Das Bamf führt den Rückgang nach eigenen Worten darauf zurück, dass "tatsächliche Härtefälle" von der Behörde selbst erkannt würden. Die gemeldeten Kirchenasylfälle stellten nach fachlicher Einschätzung des Bundesamts "ganz überwiegend keine Härtefälle dar", sagte eine Sprecherin der Behörde.
Räumungsversuche befeuern Diskussion
In der Tat liege die Bewertung, was ein Härtefall ist, zwischen dem Bundesamt und den Kirchengemeinden inzwischen "oft weit auseinander", sagte der Flüchtlingsbeauftragte der Evangelischen Kirche in Deutschland (EKD), Christian Stäblein. Die Kirchengemeinden schauten auf den Einzelfall. "Das dürfen wir auch von den Behörden erwarten", erklärte Stäblein. Die Anzahl der zu prüfenden Fälle und die Zahl derer, die sich damit befassen, führe aber dazu, dass die Begründungen und Antworten oft aus "Textbausteinen" bestünden, sagte der Berliner Bischof: "Jedenfalls höre ich das immer wieder."
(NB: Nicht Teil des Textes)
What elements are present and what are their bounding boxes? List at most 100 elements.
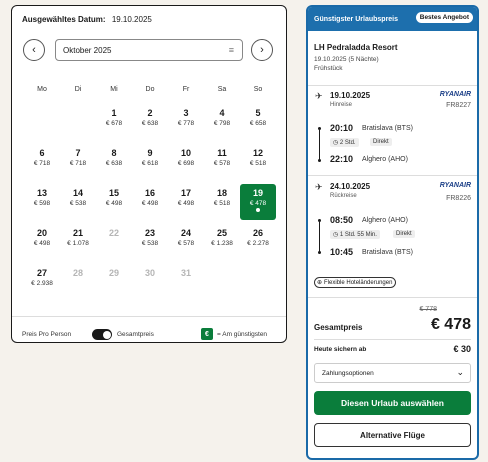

Das Kirchenasyl hatte im vergangenen Jahr auch aufgrund von Räumungen oder Räumungsversuchen zu neuen Diskussionen geführt. Seit 2015 gibt es zwischen dem Bamf und den Kirchen eine Vereinbarung, die vorsieht, dass das Bundesamt Asylfälle erneut prüft. Die Kirchengemeinden sollen wiederum Dossiers zur Prüfung einreichen.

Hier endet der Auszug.